Due to the modernization of traditional Chinese medicine (TCM) and the influence of traditional medication habits (TCM has no toxicity or side effects), arsenic poisoning incidents caused by the abuse of realgar and realgar-containing Chinese patent medicines have occurred occasionally. However, the potential mechanism of central nervous system toxicity of realgar remains unclear.

This study aimed to clarify the specific mechanism of realgar-induced neurotoxicity.

In this study, the roles of ERK1/2 and p38 MAPK in realgar-induced neuronal autophagy and overactivation of the nuclear factor erythroid-derived factor 2-related factor (Nrf2) signalling pathways was investigated in vivo and in vitro.

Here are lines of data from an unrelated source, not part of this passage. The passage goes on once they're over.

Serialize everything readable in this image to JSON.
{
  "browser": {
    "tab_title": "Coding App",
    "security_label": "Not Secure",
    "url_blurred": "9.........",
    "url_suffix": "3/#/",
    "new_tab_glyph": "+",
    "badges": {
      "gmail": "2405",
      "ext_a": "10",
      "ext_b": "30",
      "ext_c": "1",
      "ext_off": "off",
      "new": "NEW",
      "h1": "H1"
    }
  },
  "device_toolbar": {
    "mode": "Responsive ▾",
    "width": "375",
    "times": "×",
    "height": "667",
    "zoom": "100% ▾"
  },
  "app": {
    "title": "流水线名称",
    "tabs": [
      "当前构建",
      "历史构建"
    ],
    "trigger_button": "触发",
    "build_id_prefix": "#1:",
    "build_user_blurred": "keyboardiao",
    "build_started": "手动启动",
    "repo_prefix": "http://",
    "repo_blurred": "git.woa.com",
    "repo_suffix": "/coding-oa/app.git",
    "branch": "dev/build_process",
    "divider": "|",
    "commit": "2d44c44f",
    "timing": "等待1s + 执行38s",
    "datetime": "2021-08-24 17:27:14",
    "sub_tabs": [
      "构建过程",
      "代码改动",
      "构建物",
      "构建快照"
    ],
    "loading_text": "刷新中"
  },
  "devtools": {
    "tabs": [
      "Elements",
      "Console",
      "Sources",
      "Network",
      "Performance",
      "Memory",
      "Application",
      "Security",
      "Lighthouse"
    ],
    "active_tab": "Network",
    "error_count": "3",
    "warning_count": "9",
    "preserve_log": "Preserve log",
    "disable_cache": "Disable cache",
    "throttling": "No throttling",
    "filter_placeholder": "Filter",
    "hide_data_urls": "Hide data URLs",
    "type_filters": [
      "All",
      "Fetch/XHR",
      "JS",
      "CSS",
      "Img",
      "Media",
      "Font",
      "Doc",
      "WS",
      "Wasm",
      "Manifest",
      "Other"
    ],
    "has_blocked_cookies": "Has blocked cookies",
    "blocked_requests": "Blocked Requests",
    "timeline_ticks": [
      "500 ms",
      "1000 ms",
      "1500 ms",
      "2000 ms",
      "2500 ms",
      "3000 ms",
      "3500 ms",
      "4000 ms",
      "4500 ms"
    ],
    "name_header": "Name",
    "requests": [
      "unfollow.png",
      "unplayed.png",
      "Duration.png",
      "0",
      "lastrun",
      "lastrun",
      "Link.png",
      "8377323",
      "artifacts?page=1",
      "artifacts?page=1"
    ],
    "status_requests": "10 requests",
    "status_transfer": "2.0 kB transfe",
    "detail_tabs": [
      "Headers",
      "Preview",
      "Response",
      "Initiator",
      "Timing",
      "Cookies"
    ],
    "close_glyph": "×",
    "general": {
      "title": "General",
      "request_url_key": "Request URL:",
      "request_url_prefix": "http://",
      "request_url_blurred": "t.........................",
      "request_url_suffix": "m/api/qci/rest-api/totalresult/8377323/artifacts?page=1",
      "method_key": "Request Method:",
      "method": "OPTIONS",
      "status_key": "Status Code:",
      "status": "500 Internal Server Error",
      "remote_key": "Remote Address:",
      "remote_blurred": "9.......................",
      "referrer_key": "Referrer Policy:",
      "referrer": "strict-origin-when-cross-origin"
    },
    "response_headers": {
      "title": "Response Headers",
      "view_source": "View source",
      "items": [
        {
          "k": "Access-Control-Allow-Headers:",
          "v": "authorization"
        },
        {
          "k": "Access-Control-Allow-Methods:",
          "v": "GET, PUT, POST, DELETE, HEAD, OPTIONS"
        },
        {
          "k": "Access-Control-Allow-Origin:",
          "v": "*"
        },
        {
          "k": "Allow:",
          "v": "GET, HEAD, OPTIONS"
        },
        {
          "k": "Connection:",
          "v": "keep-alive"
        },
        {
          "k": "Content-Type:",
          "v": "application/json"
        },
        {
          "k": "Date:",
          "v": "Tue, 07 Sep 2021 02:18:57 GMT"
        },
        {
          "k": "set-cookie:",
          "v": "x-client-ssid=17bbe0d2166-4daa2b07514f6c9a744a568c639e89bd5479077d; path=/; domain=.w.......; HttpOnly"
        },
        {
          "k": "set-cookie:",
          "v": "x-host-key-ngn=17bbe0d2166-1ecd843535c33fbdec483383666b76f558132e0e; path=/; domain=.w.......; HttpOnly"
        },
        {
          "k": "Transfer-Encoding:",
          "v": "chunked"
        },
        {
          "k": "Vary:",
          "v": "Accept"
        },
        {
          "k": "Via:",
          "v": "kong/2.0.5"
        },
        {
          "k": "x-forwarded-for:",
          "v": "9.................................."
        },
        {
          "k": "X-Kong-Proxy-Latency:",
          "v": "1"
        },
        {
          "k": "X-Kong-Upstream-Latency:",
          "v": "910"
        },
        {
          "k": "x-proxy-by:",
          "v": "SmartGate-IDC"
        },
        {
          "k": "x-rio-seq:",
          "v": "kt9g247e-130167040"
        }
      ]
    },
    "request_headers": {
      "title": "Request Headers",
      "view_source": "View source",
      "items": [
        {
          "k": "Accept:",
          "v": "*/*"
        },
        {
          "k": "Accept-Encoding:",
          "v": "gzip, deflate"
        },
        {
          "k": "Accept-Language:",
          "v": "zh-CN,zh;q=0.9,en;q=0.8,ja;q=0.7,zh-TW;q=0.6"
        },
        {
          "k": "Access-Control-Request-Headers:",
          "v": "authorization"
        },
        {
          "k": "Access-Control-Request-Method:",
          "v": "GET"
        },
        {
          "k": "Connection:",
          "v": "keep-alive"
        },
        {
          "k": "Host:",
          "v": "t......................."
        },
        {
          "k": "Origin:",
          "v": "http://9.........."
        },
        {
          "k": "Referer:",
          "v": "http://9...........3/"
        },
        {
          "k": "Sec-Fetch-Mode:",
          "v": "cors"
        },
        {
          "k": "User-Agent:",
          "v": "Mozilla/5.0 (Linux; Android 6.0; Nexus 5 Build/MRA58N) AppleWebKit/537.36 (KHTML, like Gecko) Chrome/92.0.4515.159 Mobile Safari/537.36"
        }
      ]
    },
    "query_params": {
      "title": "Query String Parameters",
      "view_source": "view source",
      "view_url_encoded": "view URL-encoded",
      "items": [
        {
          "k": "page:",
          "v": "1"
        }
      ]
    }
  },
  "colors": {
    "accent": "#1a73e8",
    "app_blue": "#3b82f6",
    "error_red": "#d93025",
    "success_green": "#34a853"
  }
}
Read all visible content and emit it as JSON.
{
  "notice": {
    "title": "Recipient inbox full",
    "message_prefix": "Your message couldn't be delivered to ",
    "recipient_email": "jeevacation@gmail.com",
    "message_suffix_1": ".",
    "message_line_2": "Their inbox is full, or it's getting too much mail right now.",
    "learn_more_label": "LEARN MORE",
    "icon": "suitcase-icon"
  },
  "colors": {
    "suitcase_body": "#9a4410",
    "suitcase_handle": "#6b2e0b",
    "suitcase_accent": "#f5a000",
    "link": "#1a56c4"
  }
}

The arsenic in realgar passed through the blood-brain barrier and accumulated in the brain, resulting in damage to neurons, synapses and myelin sheaths in the cerebral cortex and a decrease in the total antioxidant capacity. The specific mechanism is that the excessive activation of Nrf2 is regulated by the upstream signalling molecules ERK1/2 and p38MAPK. At the same time, p38 MAPK and ERK1/2 interfere with autophagy, thereby promoting autophagy initiation but causing subsequent dysfunctional autophagic degradation and inducing the p62-Keap1-Nrf2 feedback loop to promote Nrf2 signalling pathway activation and nerve cell apoptosis.

This study confirmed the role of the signalling molecules p38 MAPK and ERK1/2 in perturbing autophagy and inducing the p62-Keap1-Nrf2 feedback loop to activate the Nrf2 signalling pathway in realgar-induced neurotoxicity.